The patient comes to the hospital at 10 am with lower GI Bleeding. He is stable. He is admitted to hospitalist service at around 11 am. They start IV fluids and put a GI consult at 1 am. GI is busy doing screening colonosocpies and since the patient is stable, they do the scope at 6-7 pm. They can't find the spot. They plan to do another scope tomorrow AM. Later at 9 pm the hospitalist checks another set of Labs and the Hb is 3 units less than am number. He immediately calls IR and asks for emergent procedure. By the time you get to the hospital and call in the techs, it is 11 pm. A visceral angiogram may take up to 3 hours.

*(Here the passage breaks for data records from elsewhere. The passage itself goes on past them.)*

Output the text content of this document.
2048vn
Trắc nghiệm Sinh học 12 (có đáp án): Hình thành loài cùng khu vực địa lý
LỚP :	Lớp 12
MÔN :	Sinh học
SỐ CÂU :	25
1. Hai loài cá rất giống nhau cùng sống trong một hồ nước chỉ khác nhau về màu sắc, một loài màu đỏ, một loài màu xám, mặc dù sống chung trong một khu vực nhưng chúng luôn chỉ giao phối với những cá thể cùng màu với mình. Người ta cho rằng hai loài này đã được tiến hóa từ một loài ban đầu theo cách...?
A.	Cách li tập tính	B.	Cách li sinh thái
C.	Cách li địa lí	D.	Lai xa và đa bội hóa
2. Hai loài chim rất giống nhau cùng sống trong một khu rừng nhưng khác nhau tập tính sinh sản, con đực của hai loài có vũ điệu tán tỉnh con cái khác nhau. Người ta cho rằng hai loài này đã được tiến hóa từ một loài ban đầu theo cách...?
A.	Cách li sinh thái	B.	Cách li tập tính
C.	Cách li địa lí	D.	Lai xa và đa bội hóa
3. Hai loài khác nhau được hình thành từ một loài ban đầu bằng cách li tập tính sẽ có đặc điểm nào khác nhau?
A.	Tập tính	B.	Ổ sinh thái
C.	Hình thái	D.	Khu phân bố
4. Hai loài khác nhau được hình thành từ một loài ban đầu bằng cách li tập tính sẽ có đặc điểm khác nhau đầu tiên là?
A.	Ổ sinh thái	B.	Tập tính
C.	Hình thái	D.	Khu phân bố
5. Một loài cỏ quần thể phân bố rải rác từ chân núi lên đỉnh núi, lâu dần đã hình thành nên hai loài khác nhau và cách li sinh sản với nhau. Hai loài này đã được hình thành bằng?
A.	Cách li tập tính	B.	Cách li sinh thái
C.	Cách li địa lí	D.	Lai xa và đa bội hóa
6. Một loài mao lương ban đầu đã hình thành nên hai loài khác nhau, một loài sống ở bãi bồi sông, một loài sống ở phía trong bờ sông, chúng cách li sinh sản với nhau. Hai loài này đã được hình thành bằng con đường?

Shark tells the truth here.

I'm currently on an away in IR. In the past month, I've stayed numerous times until 7 or 8 PM to put in a drain on a patient that has had signs of infection and the primary service tried "everything else" before draining the puddle in the patient's abdomen. It's not about the treatment or when it comes in, it's about when you get consulted for it. In those cases, the puddle became an "emergency" at around 5 - 5:15 PM.
 
Exactly.

I remember a massive variceal bleeder who coded in the ED at 11am. Needed 25 units PRBC's. The GI guys ordered a Minnesota tube (google it) to tampenade the bleed. They scoped or planned for scope, I forgot the details. But anyways finally around 6 or 7 pm they consult IR for an emergent TIPS.

Holy crap, practically the exact same scenario happened where I work except this was on a kid...
 
Given that emergent cases are often high-risk cases, what's the malpractice risk like with IR? Is it much worse than with DR?